Есть некоторая разница между тем, чтобы знать, что что-то где-то как-то обстоит, и видеть собственными глазами деяние рук своих.
— Это и есть, шоль, твой мальчик, которого ты всё прятал? — где-то сзади вопросил Озьма у
Гуанако, подразумевая с некоторой вероятностью Диму. — Этот, больной который, красивше будет.Дима ещё раз посмотрел на Габриэля Евгеньевича.
Ну спасибочки.
Не хотелось ему на Габриэля Евгеньевича смотреть, изо всех сил не хотелось. Его волосы были неровно, хоть и не очень коротко, обчекрыжены, волнующая умы поколения седина закрашена; на абсолютно жёлтой, ненормального цвета коже виднелись какие-то пятна и вмятины, через всю левую щёку шёл кривой разрыв, откуда продолжало сочиться что-то мутное и вязкое. Ещё один разрыв виднелся через распахнутую мятую рубашку на груди. Но главное — не это.
На койке лежал кто угодно, но не Габриэль Евгеньевич. Черты этого человека были искажены, вся его поверхность пошла буграми, пальцы набухли, а голова запрокинулась в неизвестной, не габриэль-евгеньевичевской позе. Это вообще был не человек, а какой-то сгусток, издающий хриплые звуки и вызывающий единственное желание — усыпить, чтоб не мучился.
Желательно не собственноручно усыпить, ибо трогать его не хотелось.
В порядке особо тонкого издевательства лицо сгустка венчалось тоненькими французскими усиками.

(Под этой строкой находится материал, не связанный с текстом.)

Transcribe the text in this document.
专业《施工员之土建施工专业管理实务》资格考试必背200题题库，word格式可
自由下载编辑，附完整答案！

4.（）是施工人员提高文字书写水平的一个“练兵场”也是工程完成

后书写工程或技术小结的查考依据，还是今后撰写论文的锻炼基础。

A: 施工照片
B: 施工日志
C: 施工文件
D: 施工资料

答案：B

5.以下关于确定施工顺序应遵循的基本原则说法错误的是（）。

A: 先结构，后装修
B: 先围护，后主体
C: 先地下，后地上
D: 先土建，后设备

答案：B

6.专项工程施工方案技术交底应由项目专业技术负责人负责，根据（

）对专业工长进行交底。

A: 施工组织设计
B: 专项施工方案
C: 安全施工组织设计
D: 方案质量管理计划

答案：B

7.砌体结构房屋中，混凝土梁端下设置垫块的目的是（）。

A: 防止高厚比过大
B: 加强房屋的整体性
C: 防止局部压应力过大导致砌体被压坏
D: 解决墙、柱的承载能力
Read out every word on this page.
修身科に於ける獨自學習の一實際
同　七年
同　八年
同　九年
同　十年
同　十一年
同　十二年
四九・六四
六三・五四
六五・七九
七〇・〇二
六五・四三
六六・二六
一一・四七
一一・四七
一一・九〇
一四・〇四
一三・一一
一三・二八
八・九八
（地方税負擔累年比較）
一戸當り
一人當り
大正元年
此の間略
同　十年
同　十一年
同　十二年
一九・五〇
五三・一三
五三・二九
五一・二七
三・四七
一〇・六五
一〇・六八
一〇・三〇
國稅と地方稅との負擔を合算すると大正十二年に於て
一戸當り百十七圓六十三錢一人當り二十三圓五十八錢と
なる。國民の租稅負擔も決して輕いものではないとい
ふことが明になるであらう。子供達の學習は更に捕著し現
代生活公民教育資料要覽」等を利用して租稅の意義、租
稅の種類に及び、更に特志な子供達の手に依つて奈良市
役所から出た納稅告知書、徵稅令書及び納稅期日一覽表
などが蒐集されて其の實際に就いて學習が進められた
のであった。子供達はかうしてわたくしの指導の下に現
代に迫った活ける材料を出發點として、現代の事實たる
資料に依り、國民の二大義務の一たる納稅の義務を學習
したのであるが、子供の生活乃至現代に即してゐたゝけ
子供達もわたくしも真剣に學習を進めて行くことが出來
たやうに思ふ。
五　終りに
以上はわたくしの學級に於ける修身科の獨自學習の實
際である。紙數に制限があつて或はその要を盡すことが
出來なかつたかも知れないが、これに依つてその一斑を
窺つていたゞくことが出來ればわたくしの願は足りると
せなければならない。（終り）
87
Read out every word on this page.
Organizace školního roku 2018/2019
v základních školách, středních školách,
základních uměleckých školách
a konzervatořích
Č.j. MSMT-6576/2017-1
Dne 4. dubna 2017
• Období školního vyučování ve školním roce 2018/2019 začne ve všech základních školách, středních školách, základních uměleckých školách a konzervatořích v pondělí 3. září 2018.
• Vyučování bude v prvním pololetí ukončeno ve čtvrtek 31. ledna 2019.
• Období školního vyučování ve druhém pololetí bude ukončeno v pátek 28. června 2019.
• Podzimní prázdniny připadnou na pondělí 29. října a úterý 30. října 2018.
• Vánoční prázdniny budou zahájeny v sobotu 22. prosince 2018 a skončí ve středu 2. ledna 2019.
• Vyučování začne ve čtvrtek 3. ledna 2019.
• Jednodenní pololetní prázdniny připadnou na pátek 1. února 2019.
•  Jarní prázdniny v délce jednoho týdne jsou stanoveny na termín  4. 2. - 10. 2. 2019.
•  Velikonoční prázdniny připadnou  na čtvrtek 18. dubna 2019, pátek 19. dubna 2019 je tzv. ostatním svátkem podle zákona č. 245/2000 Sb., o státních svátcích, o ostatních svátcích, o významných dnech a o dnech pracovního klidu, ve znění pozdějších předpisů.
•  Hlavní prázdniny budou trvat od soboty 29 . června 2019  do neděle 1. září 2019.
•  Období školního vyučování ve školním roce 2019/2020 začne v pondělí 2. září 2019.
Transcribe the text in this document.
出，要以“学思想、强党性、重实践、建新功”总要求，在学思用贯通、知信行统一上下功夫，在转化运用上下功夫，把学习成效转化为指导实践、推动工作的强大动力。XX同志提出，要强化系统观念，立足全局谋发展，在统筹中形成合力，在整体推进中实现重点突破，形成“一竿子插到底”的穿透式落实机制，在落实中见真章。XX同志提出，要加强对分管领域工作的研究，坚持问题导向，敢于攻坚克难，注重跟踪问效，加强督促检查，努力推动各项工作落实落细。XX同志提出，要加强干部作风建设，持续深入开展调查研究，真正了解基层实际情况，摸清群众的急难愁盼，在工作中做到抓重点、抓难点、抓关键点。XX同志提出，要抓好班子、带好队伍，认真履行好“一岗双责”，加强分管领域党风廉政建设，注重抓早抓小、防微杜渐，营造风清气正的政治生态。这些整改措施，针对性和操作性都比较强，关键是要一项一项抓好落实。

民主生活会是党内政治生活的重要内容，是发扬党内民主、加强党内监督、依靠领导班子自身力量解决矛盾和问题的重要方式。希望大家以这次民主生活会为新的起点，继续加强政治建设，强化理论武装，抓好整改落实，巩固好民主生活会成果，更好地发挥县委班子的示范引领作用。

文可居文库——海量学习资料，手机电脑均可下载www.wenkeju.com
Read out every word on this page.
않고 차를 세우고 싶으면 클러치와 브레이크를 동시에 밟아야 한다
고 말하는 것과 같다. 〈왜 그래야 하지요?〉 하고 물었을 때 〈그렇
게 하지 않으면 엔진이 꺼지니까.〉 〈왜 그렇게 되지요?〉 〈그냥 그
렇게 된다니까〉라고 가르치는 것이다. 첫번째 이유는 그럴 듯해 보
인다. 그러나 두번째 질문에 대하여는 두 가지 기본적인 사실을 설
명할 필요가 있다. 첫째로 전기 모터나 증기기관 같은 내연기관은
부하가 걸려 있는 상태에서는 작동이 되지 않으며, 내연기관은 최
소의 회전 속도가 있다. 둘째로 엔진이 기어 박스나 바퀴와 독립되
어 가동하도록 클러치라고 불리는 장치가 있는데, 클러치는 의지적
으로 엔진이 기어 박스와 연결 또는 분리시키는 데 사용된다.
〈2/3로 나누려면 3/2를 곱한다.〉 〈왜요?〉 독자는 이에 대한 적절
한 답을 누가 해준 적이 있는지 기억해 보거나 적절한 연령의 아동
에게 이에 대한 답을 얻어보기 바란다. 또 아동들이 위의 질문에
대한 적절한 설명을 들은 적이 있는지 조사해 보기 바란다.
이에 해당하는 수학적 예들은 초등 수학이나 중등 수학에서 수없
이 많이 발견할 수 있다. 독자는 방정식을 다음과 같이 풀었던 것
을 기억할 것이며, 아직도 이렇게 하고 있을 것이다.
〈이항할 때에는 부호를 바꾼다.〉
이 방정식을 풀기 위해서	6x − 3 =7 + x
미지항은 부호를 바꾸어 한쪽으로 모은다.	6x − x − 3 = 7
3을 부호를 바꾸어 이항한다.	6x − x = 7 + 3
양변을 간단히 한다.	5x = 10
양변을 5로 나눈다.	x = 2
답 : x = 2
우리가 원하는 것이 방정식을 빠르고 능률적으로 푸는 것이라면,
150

Машинально отклеив оные и отправив их в карман штанов (вот будет радость-то Охровичу и Краснокаменному, даром что не совсем копия кафедральных золотцевских), Дима подумал, что зря снимал очки: нет у сгустка никаких очков и не было никогда. Но не нацеплять же теперь, это было бы совсем уж нелепо.
Потревоженный отклеиванием усиков сгусток булькнул и издал нечто вроде стона.
— Медик, в обморок не падай, — подкрался со спины Святотатыч. — Он же даже не мутирует на глазах: я вам сразу позвонил, как его нашли, и с тех пор новых конечностей вроде не отросло. Это ж хорошо? В общем, ничего пока не знаем, его с улицы притаранили случайные люди. Обосрались, конечно, от отвращения, но проявили сообразительность: в Порту болячек больше видели, чем в городе, догадываются, чем это пахнет. Нашедшие изолированы нахуй, ясное дело. Как по санитарным соображениям, так и по информационным. Чё с ним было и где он валялся — скоро выясним, если повезёт. И это, мы с ним ничего не делали сверх того, что сделано уже, чтоб не напортачить чего. Ни снотворного, ни твиревого пойла без тебя не давали. Одно могу сказать — он обколот какой-то тяжёлой наркотой, это и в такой кондиции заметно.
Дима почувствовал, что на лице его рисуется совсем уж идиотская улыбка — слишком безумно прозвучало слово «отвращение» в адрес Габриэля Евгеньевича.
Габриэль Евгеньевич — и отвращение.
Так не бывает.
По каморке разнеслось убитое «бляяяя» Гуанако.
— Правильно сделали, что позвали, — проговорил Дима, старательно артикулируя и не оборачиваясь. — Это она, водяная чума. Вероятно. Я никогда вживую не видел поздней стадии. Идите возьмите с полки заслуженный пирожок, только сперва помойте руки с мылом, а то Габриэль Евгеньевич нынче пиздец как заразен.
— Да понятно всё с руками, твирью умываемся. Можешь сказать, был ли он заразен всё время с тех пор, как пропал?
— Нет, не могу, — ещё более старательно проартикулировал Дима. — Если позволишь, в ближайшую пару минут я предпочёл бы ничего не говорить.
Дабы не чувствовать более присутствия над душой Святотатыча, Дима опустился на колени рядом с койкой (под предлогом помощи страждущему), раскрыл сумку и обнаружил, что с настолько трясущимися руками, наверное, не стоит делать никому уколы.